Topic-oriented round table discussions, moderated by 8 renowned experts in a comfortable atmosphere, will provide 64 (8byEight) chosen marketing leaders with trend predictions, strategy insights and support in finding the best solution for their upcoming project.

8byEightModerators

One of the many conclusions that come out of the discussions will for sure be that handling all processes and data resources involved to stay successful, simply won’t be possible in the future without IT support. Already these days, around 10% of the companies spent more than half of the marketing budget on IT, due to the close integration of marketing and information technology. Fact is:

  • Today’s customers have to be invited to an individual dialogue with the right content - at the right time and the right place;
  • A customer-oriented focus of the company requires a rethinking in all areas - not just marketing;
  • The step from Big Data to Legal Big Data demands a stringent data usage management;
  • In the future, content must be dynamically adapted to a variety of context of users - even beyond mobile;
  • Interdependencies of all used measures have to be understood in order to allocate and use scarce budgets in an even more targeted manner.

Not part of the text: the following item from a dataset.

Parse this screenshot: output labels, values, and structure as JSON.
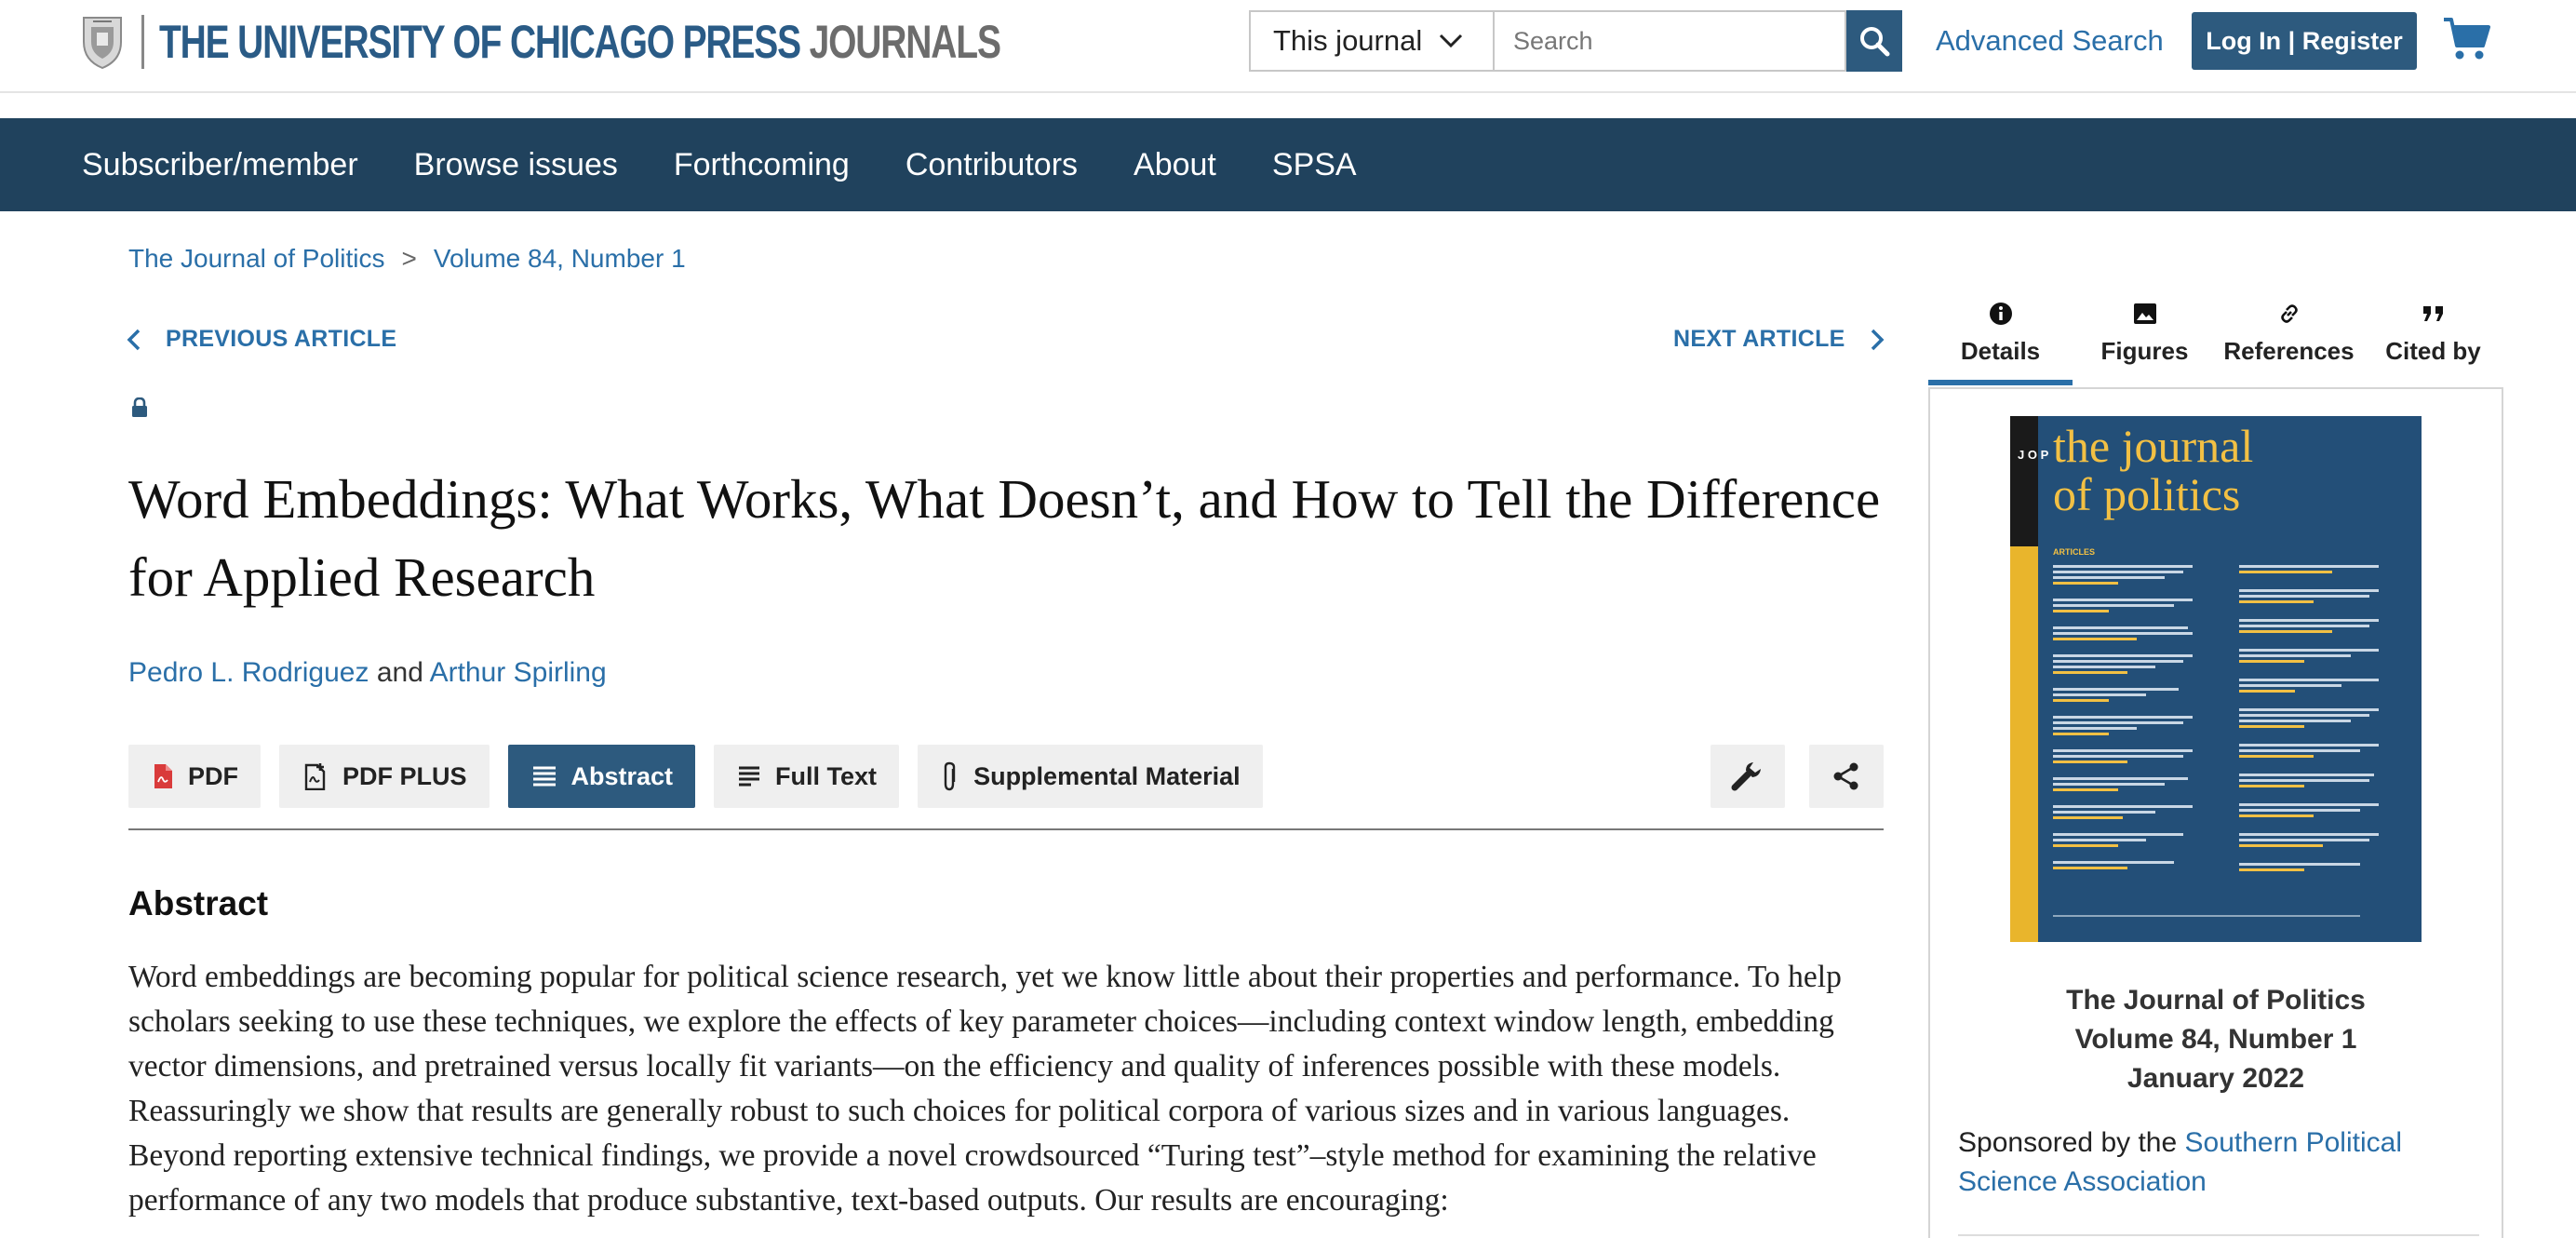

To develop the needed knowledge - and to derive acts or measures from it for optimization - is a typical task of marketing. But to gain this knowledge, marketing requires first the appropriate information that must be generated from the data which has been collected.

I am convinced that the roundtable discussions will help to discover how to combine the Art and the Science to successfully optimize resources across the entire marketing mix and I am looking forward to fruitful discussions.

Complex demands require more exchange
The four fields relevant to marketing success - communication, data, operational processes as well as measurement and analysis – have to be taken into consideration and applied to optimize the Plan-Do-Check-Act method accordingly. Certainly, the data obtained is then stored and managed with the support of IT, but unfortunately there usually is still a gap between data and knowledge.

Marketing often lacks knowledge of the analytical potential of the data, the required technical infrastructure, and the construction of the interaction processes involved. On the other hand, IT is often short of understanding the applicability of the data, the tasks of marketing and in the reverse conclusion the targeted collection, processing and analysis of such data.

The systematic integration of IT and marketing into infrastructure and business processes – the so-called marketing engineering – will therefore start to take center stage in businesses in the future.

Professional cross-functional requirements, both for the marketing and the IT, have to be anticipated and executed over time. If marketing is no longer possible without IT, this is also true for marketers without IT skills. Or the other way around: For IT it’s essential to have knowledge of marketing processes, customer and service orientation - at least at the interfaces with marketing – and the still predominant silo mentality in both areas has to come to an end.

Gartner’s prediction is therefore not surprising, stating that the investment in marketing technologies will continuously rise and that CMOs will invest more in IT than CTOs in the years to come.